Namun, yang perlu dipahami adalah, menjadi hamba bukan berarti diam atau tidak berbuat apa-apa. Konsep tawakkal tidaklah seperti itu. Imam Sahl bin Abdullah al-Tustari mengatakan:
التَّوَكُّلُ حَالُ النَّبِيِّ صلي الله عليه وسلم وَالْكَسْبُ سُنَّتُهُ. فَمَنْ بَقِيَ عَلي حَالِهِ, فَلَا يَتْرُكَنَّ سُنَّتَهُ
“Tawakkul adalah keadaan spiritual Nabi SAW, sedangkan kasab (berusaha) adalah cara hidupnya. Barang siapa yang hendak mendiami keadaan spiritualnya, jangan tinggalkan cara hidupnya.” (Abdul Karim Hawazin al-Qusyairi, Risalah al-Qusyairiyyah, hlm 298)
Berserah dirilah kepada Tuhan seperti rasul, yang meski telah dijamin kemaksuman dan tempatnya di surga, tetap menjalankan shalat melebihi orang biasa karena alasan syukur dan memohon ampunan Tuhan (istighfar) setiap hari tanpa henti. Bukankah kita seharusnya begitu sebagai seorang hamba yang bergelimang dosa?
Di sisi lain, perbincangan Ibrahim bin Adham dengan budaknya membuka kesadaran bahwa tidak ada satu punmanusia yang berhak menjadi tuan atas manusia lainnya.
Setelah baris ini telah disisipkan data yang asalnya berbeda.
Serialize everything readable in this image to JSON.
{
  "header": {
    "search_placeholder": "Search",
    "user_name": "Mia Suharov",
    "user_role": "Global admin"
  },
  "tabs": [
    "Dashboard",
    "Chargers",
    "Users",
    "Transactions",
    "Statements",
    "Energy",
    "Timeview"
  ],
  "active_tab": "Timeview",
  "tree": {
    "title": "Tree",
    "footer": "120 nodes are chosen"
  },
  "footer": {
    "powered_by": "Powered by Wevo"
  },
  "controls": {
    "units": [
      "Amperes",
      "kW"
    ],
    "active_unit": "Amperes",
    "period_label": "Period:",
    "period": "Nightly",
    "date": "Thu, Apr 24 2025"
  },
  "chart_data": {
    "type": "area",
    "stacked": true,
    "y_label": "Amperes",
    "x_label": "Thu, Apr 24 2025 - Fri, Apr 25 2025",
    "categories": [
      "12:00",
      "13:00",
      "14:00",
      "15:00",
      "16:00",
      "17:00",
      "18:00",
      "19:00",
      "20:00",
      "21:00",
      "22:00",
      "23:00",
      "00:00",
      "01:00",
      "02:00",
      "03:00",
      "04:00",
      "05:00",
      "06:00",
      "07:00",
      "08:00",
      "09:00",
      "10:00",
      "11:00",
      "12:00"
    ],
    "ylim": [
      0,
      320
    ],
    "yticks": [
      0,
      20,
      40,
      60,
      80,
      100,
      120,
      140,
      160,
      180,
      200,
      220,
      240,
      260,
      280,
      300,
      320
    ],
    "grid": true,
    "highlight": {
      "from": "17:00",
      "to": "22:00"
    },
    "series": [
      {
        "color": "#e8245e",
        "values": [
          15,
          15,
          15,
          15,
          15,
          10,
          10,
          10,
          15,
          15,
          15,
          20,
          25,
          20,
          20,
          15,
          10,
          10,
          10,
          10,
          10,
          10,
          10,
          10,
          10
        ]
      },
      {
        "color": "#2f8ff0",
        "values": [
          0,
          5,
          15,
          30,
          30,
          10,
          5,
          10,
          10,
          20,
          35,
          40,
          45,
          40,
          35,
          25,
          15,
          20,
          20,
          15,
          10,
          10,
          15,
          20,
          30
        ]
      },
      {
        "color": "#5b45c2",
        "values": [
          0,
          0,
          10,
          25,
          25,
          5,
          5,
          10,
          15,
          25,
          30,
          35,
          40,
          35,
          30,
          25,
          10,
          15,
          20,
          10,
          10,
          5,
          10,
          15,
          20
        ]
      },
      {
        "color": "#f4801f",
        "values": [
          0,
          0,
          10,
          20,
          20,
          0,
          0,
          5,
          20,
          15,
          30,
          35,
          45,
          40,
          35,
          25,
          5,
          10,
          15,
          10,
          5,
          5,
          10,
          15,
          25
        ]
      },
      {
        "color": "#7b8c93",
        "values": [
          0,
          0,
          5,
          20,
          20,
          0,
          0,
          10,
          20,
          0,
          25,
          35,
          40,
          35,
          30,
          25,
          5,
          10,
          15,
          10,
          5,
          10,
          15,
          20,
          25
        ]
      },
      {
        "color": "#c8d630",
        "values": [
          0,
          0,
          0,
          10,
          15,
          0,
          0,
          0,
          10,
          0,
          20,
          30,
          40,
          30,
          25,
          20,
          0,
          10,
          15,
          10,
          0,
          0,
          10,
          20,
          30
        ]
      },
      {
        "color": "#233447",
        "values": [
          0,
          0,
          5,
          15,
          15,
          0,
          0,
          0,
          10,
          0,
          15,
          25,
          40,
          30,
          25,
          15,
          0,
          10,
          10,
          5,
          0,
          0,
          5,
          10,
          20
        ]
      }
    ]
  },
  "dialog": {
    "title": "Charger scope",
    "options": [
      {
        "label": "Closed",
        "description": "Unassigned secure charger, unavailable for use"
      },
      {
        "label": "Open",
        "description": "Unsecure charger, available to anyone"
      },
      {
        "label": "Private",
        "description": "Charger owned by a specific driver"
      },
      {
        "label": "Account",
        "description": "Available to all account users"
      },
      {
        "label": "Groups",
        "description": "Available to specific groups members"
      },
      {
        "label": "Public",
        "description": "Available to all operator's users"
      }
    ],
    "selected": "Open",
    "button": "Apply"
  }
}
Jika seseorang bertindak sebagai tuan atas manusia lainnya, secara tak sadar dia telah menyamakan dirinya dengan Tuhan. Padahal, seluruh kelahiran atau yang dilahirkan pada mulanya suci (fitrah), tidak ada yang berhak atas hidupnya selain Tuhan sendiri. Oleh karena itu, kisah di atas adalah kisah tentang pentingnya kesadaran ‘hamba’ untuk memerdekakan diri sendiri dan memanusiakan manusia lainnya. Wallahu a’lam..
Muhammad Afiq Zahara, alumnus Pondok Pesantren al-Islah, Kaliketing, Doro, Pekalongan dan Pondok Pesantren Darussa’adah, Bulus, Kritig, Petanahan, Kebumen.